Saying the most important thing to do is just dive in, Lt. Gen. Jack Shanahan, director of the Department of Defense Joint Artificial Intelligence Center, talked to U.S. Naval War College students and faculty on Dec. 12 about the challenges and opportunities of fielding artificial intelligence technology in the U.S. military.
“On one side of the emerging tech equation, we need far more national security professionals who understand what this technology can do or, equally important, what it cannot do,” Shanahan told his audience in the college’s Mahan Reading Room.
“On the other side of the equation, we desperately need more people who grasp the societal implications of new technology, who are capable of looking at this new data-driven world through geopolitical, international relations, humanitarian and even philosophical lenses,” he said.
At the Joint AI Center, established in 2018 at the Pentagon, Shanahan is responsible for accelerating the Defense Department’s adoption and integration of AI in order to quickly affect national security operations at the largest possible scale.

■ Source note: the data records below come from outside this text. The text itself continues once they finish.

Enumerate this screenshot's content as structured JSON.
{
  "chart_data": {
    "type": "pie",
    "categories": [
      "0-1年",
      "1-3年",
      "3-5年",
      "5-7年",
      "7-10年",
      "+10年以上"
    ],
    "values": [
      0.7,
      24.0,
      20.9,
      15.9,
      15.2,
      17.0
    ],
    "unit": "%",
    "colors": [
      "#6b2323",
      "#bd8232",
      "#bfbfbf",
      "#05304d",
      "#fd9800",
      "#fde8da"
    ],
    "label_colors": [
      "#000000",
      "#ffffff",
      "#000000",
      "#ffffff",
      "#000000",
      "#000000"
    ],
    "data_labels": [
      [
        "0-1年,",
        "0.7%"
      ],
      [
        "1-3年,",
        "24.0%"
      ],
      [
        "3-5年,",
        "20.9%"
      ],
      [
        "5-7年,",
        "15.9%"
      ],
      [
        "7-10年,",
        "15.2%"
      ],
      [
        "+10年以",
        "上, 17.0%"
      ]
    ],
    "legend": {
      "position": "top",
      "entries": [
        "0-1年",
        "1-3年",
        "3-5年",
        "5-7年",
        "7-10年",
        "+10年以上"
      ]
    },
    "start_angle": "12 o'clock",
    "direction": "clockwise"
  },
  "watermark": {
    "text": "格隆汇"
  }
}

He told the Naval War College audience that the most valuable contribution of AI to U.S. defense will be how it helps human beings to make better, faster and more precise decisions, especially during high-consequence operations.
“AI is like electricity or computers. Like electricity, AI is a transformative, general-purpose enabling technology capable of being used for good or for evil – but not a thing unto itself. It is not a weapons system, a gadget or a widget,” said the Air Force general whose prior position was director of Project Maven, a Defense Department program using machine learning to autonomously extract objects of interest from photos or video.
“If I have learned anything over the past three years, it’s that there’s a chasm between thinking, writing and talking about AI, and doing it,” Shanahan said.
“There is no substitute whatsoever for rolling up one’s sleeves and diving in an AI project,” he said.
Shanahan said adapting the Department of Defense to the AI world will be a multigenerational journey, requiring both urgency and patience.
He compared this moment in history to the period between World War I and World War II, when new ideas led to an explosion not just in military innovation but in technology advancement that eventually helped create Silicon Valley.
Now, the private sector is leading the way on AI, which leaves the Defense Department playing catch-up, Shanahan said. However, he added that he sees the U.S. military’s efforts running at a tempo comparable to commercial industry in five years from now.
China, he said, sees AI as a way to leapfrog over the current U.S. defense advantages.
“The Chinese military has identified intelligent-ization as a military revolution on par with mechanization from the internal combustion engine,” Shanahan said. “They are sprinting to incorporate AI technology in all aspects of their military, and the Chinese commercial industry is more than willing to help.”
After the speech, in an interview, Shanahan said AI isn’t an arms race, but it is a strategic competition.
“Regardless of what China does or does not do in AI, we have to accelerate our adoption of it. It’s that important to our future,” he said.
For example, Shanahan said, in 15 years, what if China has a fully AI-enabled military force, and the United States does not.
“To me that scenario brings us an unacceptably high risk of failure – because of the speed of the fight in the future, which we have not been prepared for as a result of fighting in the Middle East for 20-some years,” he said. “That, to me, is the best stark example of why we have to move in this direction.”
Looking at the importance of military higher education in the effort, Shanahan said the role of institutions such as the Naval War College is to make a place for the military’s rising stars to think about new ways to harness AI.
“What you are here to do is think strategy, the strategic and societal implications of using emerging and disruptive technology,” he said.
“You will find somebody comes out of here that has a spark, a lightbulb moment, that wants to go back and try this idea they developed while they were here,” said Shanahan, who is a 1996 graduate of the Naval War College’s College of Naval Command and Staff.
The Joint AI Center director said another role for military higher-education institutions is research on practical applications of AI.
“It’s the thinking about grand strategy and technology together that may be as important to the future of operating concepts as anything else,” he said.